Manufacturing is the use of tools and labor to make things for use or for sale. When I think of manufacturing, I see images of machines spinning out high precision components into colored inventory buckets that are transported to clean areas to be precisely combined with other precious components creating some magnificent device such as an aircraft, computer, or medical CAT scan machine. Each device is a product of countless human interactions.
Each little piece is designed, discussed, and depicted with great care and precision so that it fits perfectly with the next piece. Everything about each part is planned long in advance; the composition of the material, the tolerances of all dimensions, and the strength/weight/wear characteristics. However, each piece alone has little value without the other pieces. Yet, if one piece fails the whole machine can fail. When the machine has completed its service life – those beautiful, intricate, and worthy creations of human interactions are simply discarded.
Since the invention of the cotton gin, the economic growth resulting from the human interaction involved in precision component making (literally and figuratively) is undeniable. Until the era of Social Networking, however, few could envision that human interactions are themselves components of an invisible inventory. Each element of human interaction is precisely honed from some invisible raw material by social machinery and deposited into colorful garments and transported to clean areas where they combine with other precious components creating some magnificent device such as an airplane, computer, or medical CAT scan machine. When the machine is scrapped, the product of those human interactions lives on…but where and how?

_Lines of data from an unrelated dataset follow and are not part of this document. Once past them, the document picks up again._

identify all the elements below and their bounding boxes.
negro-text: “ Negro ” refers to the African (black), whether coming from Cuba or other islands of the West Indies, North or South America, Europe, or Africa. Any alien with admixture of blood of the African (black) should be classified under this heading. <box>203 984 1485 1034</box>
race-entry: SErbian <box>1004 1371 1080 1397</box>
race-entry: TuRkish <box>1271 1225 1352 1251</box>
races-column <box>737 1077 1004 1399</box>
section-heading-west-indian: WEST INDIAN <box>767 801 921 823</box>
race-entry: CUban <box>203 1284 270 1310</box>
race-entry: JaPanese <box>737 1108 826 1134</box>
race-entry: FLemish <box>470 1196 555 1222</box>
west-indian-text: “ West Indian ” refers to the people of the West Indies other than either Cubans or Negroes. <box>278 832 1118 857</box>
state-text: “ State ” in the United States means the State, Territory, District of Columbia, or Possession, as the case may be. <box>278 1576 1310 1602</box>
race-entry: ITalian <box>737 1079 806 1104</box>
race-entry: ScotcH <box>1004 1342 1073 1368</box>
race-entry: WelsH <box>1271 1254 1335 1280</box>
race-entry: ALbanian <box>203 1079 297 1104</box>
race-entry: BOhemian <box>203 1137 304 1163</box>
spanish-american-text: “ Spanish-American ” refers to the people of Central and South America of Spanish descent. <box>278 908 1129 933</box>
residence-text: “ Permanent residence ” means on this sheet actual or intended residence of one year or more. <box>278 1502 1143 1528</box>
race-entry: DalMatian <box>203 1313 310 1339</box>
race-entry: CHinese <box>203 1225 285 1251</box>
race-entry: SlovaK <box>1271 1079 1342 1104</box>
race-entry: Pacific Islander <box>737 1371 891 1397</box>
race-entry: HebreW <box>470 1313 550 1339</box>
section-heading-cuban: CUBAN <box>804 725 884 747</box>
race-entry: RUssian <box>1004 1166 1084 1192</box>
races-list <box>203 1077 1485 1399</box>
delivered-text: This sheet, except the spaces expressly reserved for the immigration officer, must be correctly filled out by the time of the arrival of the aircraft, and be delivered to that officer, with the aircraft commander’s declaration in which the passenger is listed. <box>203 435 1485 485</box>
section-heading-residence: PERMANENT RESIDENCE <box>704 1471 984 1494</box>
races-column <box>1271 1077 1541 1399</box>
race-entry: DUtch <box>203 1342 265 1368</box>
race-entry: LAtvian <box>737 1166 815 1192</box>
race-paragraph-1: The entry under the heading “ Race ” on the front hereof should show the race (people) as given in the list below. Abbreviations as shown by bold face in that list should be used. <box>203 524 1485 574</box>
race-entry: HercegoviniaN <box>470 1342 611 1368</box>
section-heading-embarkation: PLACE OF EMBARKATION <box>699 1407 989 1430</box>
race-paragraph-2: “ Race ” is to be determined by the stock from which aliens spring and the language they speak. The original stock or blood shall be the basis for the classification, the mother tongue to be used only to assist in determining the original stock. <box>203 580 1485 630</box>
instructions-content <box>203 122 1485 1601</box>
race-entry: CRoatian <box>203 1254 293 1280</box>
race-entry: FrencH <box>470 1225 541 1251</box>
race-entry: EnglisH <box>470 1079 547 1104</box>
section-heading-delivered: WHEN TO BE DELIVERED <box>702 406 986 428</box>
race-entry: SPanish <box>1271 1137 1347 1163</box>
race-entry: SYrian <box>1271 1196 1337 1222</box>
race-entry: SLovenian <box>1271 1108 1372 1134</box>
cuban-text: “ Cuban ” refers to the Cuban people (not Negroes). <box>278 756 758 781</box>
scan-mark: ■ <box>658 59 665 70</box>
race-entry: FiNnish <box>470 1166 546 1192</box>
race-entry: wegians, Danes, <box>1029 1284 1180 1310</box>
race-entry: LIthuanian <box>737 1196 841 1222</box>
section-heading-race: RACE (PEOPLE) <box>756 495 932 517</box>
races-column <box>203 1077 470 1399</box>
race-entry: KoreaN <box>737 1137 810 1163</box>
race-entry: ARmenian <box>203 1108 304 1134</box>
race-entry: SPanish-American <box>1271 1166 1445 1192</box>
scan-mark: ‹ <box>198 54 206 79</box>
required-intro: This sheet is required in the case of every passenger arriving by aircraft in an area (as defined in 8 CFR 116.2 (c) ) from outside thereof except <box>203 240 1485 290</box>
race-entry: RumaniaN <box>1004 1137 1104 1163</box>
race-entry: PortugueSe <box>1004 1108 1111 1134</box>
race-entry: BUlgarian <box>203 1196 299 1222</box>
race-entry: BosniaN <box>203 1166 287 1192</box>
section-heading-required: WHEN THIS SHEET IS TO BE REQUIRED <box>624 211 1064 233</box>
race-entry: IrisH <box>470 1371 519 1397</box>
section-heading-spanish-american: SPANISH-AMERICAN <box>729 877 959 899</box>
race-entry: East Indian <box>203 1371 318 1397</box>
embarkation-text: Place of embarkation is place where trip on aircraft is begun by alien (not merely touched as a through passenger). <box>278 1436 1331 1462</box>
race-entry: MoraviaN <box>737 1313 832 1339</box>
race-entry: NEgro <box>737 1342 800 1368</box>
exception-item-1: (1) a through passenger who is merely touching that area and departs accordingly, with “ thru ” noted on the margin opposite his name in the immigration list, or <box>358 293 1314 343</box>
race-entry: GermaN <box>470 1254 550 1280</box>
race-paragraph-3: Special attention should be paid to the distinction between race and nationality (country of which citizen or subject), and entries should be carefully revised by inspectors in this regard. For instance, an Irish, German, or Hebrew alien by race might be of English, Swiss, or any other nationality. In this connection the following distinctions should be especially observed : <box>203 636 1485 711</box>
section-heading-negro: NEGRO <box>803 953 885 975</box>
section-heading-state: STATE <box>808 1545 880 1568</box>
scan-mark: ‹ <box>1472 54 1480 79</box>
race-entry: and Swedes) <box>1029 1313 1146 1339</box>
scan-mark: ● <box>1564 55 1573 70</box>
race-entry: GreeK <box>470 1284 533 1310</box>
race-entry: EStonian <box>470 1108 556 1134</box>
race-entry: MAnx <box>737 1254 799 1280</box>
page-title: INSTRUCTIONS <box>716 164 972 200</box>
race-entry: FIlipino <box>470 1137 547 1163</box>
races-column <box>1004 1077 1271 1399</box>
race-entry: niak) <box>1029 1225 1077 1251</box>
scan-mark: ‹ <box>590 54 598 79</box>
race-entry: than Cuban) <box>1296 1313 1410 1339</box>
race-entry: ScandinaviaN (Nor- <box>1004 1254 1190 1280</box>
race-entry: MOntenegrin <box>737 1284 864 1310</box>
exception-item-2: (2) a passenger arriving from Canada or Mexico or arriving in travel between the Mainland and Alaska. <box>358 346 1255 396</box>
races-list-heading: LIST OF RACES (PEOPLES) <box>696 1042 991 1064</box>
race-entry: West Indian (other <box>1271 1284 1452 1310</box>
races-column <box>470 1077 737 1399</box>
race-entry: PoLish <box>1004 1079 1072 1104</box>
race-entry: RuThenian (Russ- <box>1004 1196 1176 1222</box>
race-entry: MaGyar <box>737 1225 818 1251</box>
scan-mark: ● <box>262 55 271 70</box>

The greatest constraint to the emergence of an innovation economy is the invisibility of knowledge assets; social capital, creative capital, and intellectual capital. We have an inventory of every nut, rivet, and panel on an airplane, but not the knowledge asset that created things. It is like society is keeping a big secret from itself. This is the great opportunity for Social Media.
People are still asking “where is the money in all of this social media stuff?” The answer is “everywhere – the door is unlocked, but the lights are off”. The irony regarding the visibility of knowledge assets is that they lay right in front of us but we refuse to see the obvious. All we need to do is switch on the lights. Until we can inventory knowledge assets outside the construct of a corporation, social networks cannot themselves become the corporations of the future.
Can innovation be manufactured? Of course, with the right tools, innovation can do whatever it wants.